The new meme stock craze likely to end in tears in Asia
Robin Parbrook
Some sectors in Asia are seeing bubbles emerge. Just as with the US meme stock craze, it’s not likely to have a happy ending for many over-exuberant retail investors.
Bubbles are appearing in certain sectors in Taiwan and Korea. In the latter case, it resembles the US meme stock trend that resulted in the dramatic rise and decline in shares such as Gamestop.
Artificial intelligence in T-AI-wan
In Taiwan anything considered an artificial intelligence (AI) play has recently been rapidly inflated by retail investors.
In particular, basic box assembly companies and contract manufacturers like Quanta, Wistron and Inventec rose 50% in July alone, according to Factset. Their share prices have more than doubled year-to-date. In the case of Wistron, its share price has more than quadrupled over the period.
All three companies, among other products, assemble AI servers. Asian retail investors now seem to believe this will change their businesses to a dramatic extent. This is unlikely in our view.
Assembling an AI server will not be so different from assembling a traditional server. And considering AI servers are far more powerful, we believe the overall volume of servers to be assembled may actually fall.
All three companies have consistently had very thin operating margins on their assembly business of 1-2%, reflecting the low value added nature of what they actually do.

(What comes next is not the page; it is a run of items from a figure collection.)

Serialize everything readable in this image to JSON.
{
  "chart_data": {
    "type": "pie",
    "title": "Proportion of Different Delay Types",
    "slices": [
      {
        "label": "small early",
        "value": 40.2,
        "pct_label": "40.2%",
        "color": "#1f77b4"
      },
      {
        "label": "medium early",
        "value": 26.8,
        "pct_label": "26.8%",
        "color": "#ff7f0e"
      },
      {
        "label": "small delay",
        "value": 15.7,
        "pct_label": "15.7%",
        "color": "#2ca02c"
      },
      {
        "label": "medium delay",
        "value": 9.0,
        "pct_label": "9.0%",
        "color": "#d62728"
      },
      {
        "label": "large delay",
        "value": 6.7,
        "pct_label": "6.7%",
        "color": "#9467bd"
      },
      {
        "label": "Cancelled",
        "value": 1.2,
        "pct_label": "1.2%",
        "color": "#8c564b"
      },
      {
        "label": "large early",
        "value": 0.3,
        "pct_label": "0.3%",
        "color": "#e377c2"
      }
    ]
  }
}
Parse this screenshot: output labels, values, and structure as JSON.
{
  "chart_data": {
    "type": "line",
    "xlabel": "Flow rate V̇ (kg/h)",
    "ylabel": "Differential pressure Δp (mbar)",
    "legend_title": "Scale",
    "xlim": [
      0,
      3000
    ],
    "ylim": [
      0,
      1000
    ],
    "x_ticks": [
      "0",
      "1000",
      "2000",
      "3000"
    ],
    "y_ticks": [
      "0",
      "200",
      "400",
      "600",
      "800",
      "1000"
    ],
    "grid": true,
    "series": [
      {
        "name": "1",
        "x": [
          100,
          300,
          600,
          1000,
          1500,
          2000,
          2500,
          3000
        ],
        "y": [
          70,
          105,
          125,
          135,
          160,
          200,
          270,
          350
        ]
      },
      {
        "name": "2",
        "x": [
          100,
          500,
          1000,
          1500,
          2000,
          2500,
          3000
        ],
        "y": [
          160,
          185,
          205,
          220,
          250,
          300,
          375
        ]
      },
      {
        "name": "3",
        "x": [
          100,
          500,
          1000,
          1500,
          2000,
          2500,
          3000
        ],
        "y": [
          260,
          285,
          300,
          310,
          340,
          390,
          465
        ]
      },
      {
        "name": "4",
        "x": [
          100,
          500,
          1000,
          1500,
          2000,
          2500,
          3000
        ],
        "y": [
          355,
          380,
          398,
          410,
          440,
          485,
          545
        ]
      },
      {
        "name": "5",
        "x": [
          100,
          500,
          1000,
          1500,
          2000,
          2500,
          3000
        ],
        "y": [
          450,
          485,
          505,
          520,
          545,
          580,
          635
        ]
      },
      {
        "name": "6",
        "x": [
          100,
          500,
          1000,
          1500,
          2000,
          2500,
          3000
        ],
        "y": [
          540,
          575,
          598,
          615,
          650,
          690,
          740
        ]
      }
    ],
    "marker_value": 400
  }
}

We don’t doubt that AI is a potentially ground-breaking technology, but it’s still in its relative infancy and applications are still to be defined.
The scientist and futurist Roy Amara stated that “we tend to overestimate the effect of a technology in the short run and underestimate the effect in the long run”. This has become known as Amara’s Law. We believe that with this in mind, we are currently running close to the peak of inflated expectations when it comes to supposed AI stocks in Taiwan at least.